You know, a thought -- old Cramer is ex-Goldman -- the saviest guys on the street, bar none; just too darned clever to let a big position in a $70 stock go to $17. I'll bet you Cramer would have taken one of those "here's an offer you can't refuse" hedging packages offered by the underwriters. When this "works" for everyone involved, it's a beautiful thing (I doubt if they trade options on that stock yet, but this can still be done by the persistent). Say you're suddenly worth, or carrying $150M in a single stock. For $10M they'll go out and hedge you for a substantial time period and roll over the puts for you. Essentially, the pitch is "give us (e.g.) $10M of your gains, and we'll guarantee you never give back more than $xxM, over an xx month time period". They make a bundle in margins, you're hedged. Bargain! Certainly very compelling - removes your biggest worry - downside in the equity destroying your newfound wealth.

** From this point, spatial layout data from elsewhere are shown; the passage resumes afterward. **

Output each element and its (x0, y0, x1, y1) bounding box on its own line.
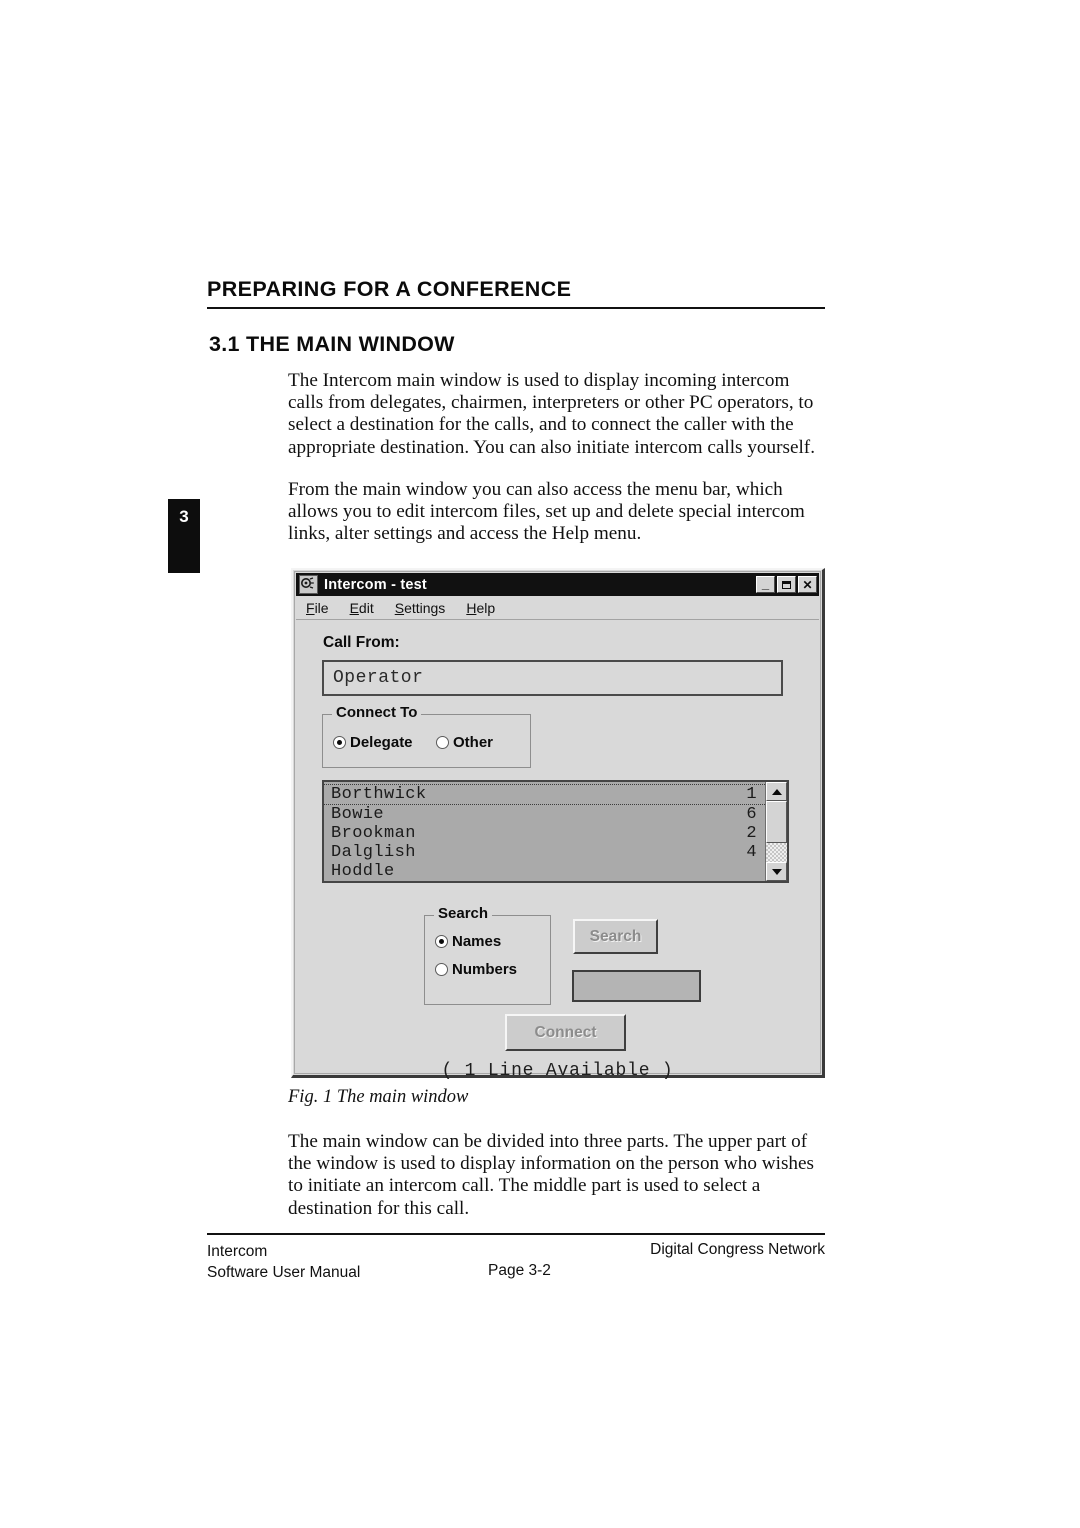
call-from-input[interactable]: Operator (322, 660, 783, 696)
list-item[interactable]: Bowie 6 (324, 805, 765, 824)
scroll-up-button[interactable] (766, 782, 787, 801)
menu-accel-file: F (306, 599, 315, 616)
intercom-phone-icon (299, 575, 318, 594)
menu-accel-settings: S (394, 599, 405, 616)
menu-item-file[interactable]: File (306, 600, 329, 616)
menu-rest-edit: dit (358, 599, 374, 616)
document-page: 3 PREPARING FOR A CONFERENCE 3.1 THE MAI… (0, 0, 1080, 1528)
connect-to-group-label: Connect To (332, 704, 422, 721)
intercom-main-window: Intercom - test _ ✕ File Edit Settings H… (291, 568, 825, 1081)
menu-rest-help: elp (476, 599, 496, 616)
close-button[interactable]: ✕ (798, 576, 817, 593)
list-item[interactable]: Dalglish 4 (324, 843, 765, 862)
menubar: File Edit Settings Help (296, 596, 819, 620)
dialog-client-area: Call From: Operator Connect To Delegate … (296, 620, 819, 1081)
body-paragraph-3: The main window can be divided into thre… (288, 1131, 814, 1219)
menu-accel-help: H (466, 599, 477, 616)
scrollbar-track[interactable] (766, 801, 787, 862)
radio-selected-icon (333, 736, 346, 749)
body-paragraph-2: From the main window you can also access… (288, 479, 805, 545)
scrollbar-thumb[interactable] (766, 801, 787, 843)
radio-connect-to-other[interactable]: Other (436, 734, 493, 751)
page-title: PREPARING FOR A CONFERENCE (207, 277, 572, 301)
chevron-down-icon (771, 868, 782, 875)
radio-label-delegate: Delegate (350, 734, 413, 751)
menu-item-help[interactable]: Help (466, 600, 495, 616)
search-group-label: Search (434, 905, 493, 922)
list-item-number: 4 (746, 843, 757, 862)
chevron-up-icon (771, 788, 782, 795)
radio-label-names: Names (452, 933, 502, 950)
scroll-down-button[interactable] (766, 862, 787, 881)
list-item-name: Dalglish (331, 843, 416, 862)
delegate-listbox[interactable]: Borthwick 1 Bowie 6 Brookman 2 Dalglish … (322, 780, 789, 883)
maximize-button[interactable] (777, 576, 796, 593)
list-item-name: Borthwick (331, 785, 427, 804)
minimize-button[interactable]: _ (756, 576, 775, 593)
footer-columns: Intercom Software User Manual Page 3-2 D… (207, 1235, 825, 1289)
radio-unselected-icon (436, 736, 449, 749)
window-controls: _ ✕ (756, 576, 817, 593)
window-title: Intercom - test (324, 576, 427, 593)
list-item-name: Hoddle (331, 862, 395, 881)
maximize-icon (778, 577, 795, 592)
minimize-icon: _ (761, 576, 770, 591)
menu-item-edit[interactable]: Edit (350, 600, 374, 616)
figure-caption: Fig. 1 The main window (288, 1087, 469, 1107)
list-item-number: 1 (746, 785, 757, 804)
radio-search-numbers[interactable]: Numbers (435, 961, 517, 978)
page-footer: Intercom Software User Manual Page 3-2 D… (207, 1233, 825, 1289)
footer-manual-name: Software User Manual (207, 1264, 361, 1281)
connect-to-groupbox: Connect To Delegate Other (322, 704, 531, 768)
list-item-number: 2 (746, 824, 757, 843)
radio-label-other: Other (453, 734, 494, 751)
list-item[interactable]: Hoddle (324, 862, 765, 881)
listbox-items: Borthwick 1 Bowie 6 Brookman 2 Dalglish … (324, 782, 765, 881)
search-button-label: Search (589, 927, 642, 945)
radio-connect-to-delegate[interactable]: Delegate (333, 734, 413, 751)
footer-product-name: Intercom (207, 1243, 268, 1260)
section-title: 3.1 THE MAIN WINDOW (209, 332, 455, 356)
footer-left: Intercom Software User Manual (207, 1241, 360, 1283)
window-titlebar[interactable]: Intercom - test _ ✕ (296, 573, 819, 596)
search-button[interactable]: Search (573, 919, 658, 954)
search-groupbox: Search Names Numbers (424, 905, 551, 1005)
menu-item-settings[interactable]: Settings (395, 600, 446, 616)
menu-accel-edit: E (349, 599, 359, 616)
search-input[interactable] (572, 970, 701, 1002)
connect-button-label: Connect (534, 1023, 597, 1041)
menu-rest-settings: ettings (404, 599, 446, 616)
connect-button[interactable]: Connect (505, 1014, 626, 1051)
chapter-tab-marker: 3 (168, 499, 200, 573)
radio-search-names[interactable]: Names (435, 933, 501, 950)
close-icon: ✕ (802, 577, 813, 592)
call-from-value: Operator (333, 668, 424, 688)
heading-block: PREPARING FOR A CONFERENCE 3.1 THE MAIN … (207, 277, 825, 357)
list-item-name: Bowie (331, 805, 385, 824)
footer-page-number: Page 3-2 (488, 1262, 551, 1279)
radio-selected-icon (435, 935, 448, 948)
status-badge: ( 1 Line Available ) (441, 1061, 674, 1081)
radio-label-numbers: Numbers (452, 961, 518, 978)
menu-rest-file: ile (314, 599, 329, 616)
body-paragraph-1: The Intercom main window is used to disp… (288, 370, 815, 458)
radio-unselected-icon (435, 963, 448, 976)
footer-brand: Digital Congress Network (650, 1241, 825, 1258)
list-item[interactable]: Brookman 2 (324, 824, 765, 843)
list-item-number: 6 (746, 805, 757, 824)
chapter-number: 3 (179, 507, 189, 526)
list-item-name: Brookman (331, 824, 416, 843)
call-from-label: Call From: (323, 634, 400, 651)
list-item[interactable]: Borthwick 1 (324, 784, 765, 805)
listbox-scrollbar[interactable] (765, 782, 787, 881)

However, there is a price to be paid (in addition to the hedging overhead) - when they hedge you by buying the puts, which are highly leveraged), the option market maker/hedger must then hedge (to transfer the risk), to get their position to delta-neutral (their slippage, along with time decay and handling the risk associated with the other Greeks, is where a good part of your $10M goes). So, they sell massive quantities of the underlying stock against the naked option positions they established for you (easily done through their "special" margin rules) into the open market. This can put just about any stock into a downtrending tizzy.
If options aren't traded yet, you could still have a stock privately hedged. Done with finesse, it is undetectable and impossible to identify the hedger; happens every day. About a month ago, Steve Case, Chairman of AOL, was rumored to be doing this; some huge put option trades originated in Europe and were impossible to trace. It was not necessarily true, just informed speculation; who knows.
The principle is, when you're setting on a very large concentrated position, (e.g.) it is a shame to let hundreds of millions turn in to tens of Millions, just because the stock gets weak.